Production and Operations Management Journal
- Discipline: Operations management, production management, management science, supply chain management, manufacturing engineering
- Language: English
- Edited by: Kalyan Singhal

Publication details
- History: 1992–present
- Publisher: Wiley-Blackwell on behalf of the Production and Operations Management Society
- Frequency: Monthly
- Open access: Hybrid
- Impact factor: 4.638 (2021)

Standard abbreviations
- ISO 4: Prod. Oper. Manag.

Indexing
- ISSN: 1059-1478 (print) 1937-5956 (web)
- LCCN: 2007212737
- OCLC no.: 796001827

Links
- Journal homepage; Online access; Online archive;

= Production and Operations Management =

Production and Operations Management (POM) is a monthly peer-reviewed academic journal covering research on all aspects of operations management, production management, management science, supply chain management, and manufacturing engineering. It is published by Sage Publications on behalf of Production and Operations Management Society. It is listed as one of the 50 journals used by the Financial Times to compile its business-school research ranks, Bloomberg Businessweeks Top 20 Journals, and UT Dallas 24 leading business journals.

==History==
The journal and POM Society (POMS) were established by the editor-in-chief, Kalyan Singhal (University of Baltimore).
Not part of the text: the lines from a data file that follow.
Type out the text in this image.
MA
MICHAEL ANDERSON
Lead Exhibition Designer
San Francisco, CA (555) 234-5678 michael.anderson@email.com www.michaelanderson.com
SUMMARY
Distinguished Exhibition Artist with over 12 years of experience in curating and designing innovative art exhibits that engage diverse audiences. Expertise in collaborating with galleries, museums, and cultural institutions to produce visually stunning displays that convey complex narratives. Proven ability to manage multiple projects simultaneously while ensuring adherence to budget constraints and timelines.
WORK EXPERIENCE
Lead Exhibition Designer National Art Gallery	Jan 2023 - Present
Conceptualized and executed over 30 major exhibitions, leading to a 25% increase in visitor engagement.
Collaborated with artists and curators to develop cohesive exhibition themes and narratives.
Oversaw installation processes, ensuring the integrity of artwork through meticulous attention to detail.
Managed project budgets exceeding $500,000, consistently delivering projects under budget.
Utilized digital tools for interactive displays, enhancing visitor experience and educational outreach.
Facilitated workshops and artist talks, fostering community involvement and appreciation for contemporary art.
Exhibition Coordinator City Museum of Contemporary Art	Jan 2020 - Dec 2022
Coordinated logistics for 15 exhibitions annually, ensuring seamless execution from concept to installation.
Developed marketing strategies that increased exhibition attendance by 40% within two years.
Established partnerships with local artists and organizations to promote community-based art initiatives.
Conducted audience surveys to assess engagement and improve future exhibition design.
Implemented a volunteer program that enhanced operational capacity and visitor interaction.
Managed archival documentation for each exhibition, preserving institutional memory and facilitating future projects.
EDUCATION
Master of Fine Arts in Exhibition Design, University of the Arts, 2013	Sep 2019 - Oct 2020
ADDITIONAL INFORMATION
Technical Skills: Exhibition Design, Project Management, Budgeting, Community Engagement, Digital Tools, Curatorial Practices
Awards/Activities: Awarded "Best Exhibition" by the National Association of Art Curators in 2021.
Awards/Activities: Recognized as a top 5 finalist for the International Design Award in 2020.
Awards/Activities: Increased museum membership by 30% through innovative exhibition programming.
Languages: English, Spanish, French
Subodha Kumar is the Co-Editor-in-Chief for the POM journal and the Executive Director of POMS.

==Abstracting and indexing==
The journal is abstracted and indexed in:
- Current Contents/Engineering, Computing & Technology
- EconLit
- EBSCO databases
- Inspec
- ProQuest databases
- Science Citation Index Expanded
- Scopus
According to the Journal Citation Reports, the journal has a 2021 impact factor of 4.638.